Multiplying Complex Numbers - Problem 1 3,514 views
Multiplying complex or imaginary numbers. Whenever we multiply complex and imaginary numbers they behave a lot like anything else that we multiply.
However what we have to do when we have to when we’re dealing with the square root of negatives is we’re used to being able to combine square roots of square roots. We have the square root of 3 times the square root of 5, we can rewrite this as the square root of 15. It’s a little bit more complicated when we’re dealing with the square root of negative numbers. What we have to do first is to rewrite them as i’s. We are going to have to simplify these up before we even combine them.

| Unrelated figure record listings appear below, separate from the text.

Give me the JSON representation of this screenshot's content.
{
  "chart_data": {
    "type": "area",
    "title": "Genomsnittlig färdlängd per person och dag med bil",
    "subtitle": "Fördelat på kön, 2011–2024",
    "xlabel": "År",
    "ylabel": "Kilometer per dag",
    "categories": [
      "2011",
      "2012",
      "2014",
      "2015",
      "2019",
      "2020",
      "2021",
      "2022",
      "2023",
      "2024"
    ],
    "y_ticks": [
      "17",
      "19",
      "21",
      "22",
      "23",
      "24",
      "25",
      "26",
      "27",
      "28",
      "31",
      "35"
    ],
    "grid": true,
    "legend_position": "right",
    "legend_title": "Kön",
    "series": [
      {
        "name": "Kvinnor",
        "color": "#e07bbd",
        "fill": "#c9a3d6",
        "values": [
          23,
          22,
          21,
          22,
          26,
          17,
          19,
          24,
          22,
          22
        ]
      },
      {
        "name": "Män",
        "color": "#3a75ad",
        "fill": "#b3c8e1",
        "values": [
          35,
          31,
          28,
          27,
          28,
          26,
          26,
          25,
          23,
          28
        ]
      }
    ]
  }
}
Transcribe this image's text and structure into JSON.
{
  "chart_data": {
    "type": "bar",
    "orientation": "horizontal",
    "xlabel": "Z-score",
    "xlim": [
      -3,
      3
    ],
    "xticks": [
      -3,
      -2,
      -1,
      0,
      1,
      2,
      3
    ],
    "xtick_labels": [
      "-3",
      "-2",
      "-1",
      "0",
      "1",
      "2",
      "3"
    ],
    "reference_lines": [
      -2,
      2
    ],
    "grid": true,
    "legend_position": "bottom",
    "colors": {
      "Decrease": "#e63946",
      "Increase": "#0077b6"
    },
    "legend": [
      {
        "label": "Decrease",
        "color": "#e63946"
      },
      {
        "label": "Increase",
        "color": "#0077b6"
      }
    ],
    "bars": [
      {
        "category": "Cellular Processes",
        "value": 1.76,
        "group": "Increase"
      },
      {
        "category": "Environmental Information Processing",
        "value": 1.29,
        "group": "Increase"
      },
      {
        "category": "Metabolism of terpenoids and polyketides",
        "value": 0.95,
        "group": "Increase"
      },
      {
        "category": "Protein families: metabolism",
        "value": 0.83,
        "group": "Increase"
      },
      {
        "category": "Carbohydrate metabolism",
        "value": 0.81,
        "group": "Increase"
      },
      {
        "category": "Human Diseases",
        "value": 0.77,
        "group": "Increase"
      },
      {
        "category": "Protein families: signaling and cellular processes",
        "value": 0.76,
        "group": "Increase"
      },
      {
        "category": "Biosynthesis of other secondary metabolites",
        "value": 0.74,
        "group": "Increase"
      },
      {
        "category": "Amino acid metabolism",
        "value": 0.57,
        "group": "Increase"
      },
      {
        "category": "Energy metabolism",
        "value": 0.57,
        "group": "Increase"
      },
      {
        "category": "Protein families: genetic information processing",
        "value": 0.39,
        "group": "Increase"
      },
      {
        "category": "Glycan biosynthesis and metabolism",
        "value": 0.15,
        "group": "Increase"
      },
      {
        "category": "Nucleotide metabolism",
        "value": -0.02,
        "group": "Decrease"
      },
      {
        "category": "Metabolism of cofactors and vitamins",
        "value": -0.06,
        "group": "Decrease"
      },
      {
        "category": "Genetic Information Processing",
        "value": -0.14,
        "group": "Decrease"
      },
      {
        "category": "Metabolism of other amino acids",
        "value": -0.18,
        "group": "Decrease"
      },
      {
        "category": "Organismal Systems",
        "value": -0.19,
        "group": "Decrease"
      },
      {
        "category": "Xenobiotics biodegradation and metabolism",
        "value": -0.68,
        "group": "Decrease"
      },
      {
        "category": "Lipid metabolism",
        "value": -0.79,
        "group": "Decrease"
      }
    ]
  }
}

So what we can do is we can break this down and so this is going to be equal to the square root of 8 and the square root of -1 and we also have the square root of 50 times the square root of -1. Now we have a couple of approaches on how we could solve this out. What we could do is we could simplify the square root of 8 independently and the square root of 50 independently and then multiply those together or we could do what we did right over here and combine those two square roots but we have to deal with the -1's separately. That’s what I’m going to do, either one is going to be perfectly fine.
What that ends up giving us is the square root of 8 and the square root of 50 as one unit and we have square root of -1, square root of -1 as another. We’re going to have to rewrite these square roots of -1's as i’s, so what we really have over here is i times i which is the same thing as i². Square root of 8 times 50 is the same thing as the square root of 400. Square root of 400 is 20. So what we have here is 20 times i². i² if you remember is the same thing as -1, so we can substitute that in here, this is -1. We really have 20 times -1 which is -20.
If we would have multiplied these through together beforehand, our negatives would have cancelled and just given us the answer 20. We always, always, always have to rewrite in terms of i’s when we’re dealing with the square root of negative number, other than that it’s the same exact thing as we already know.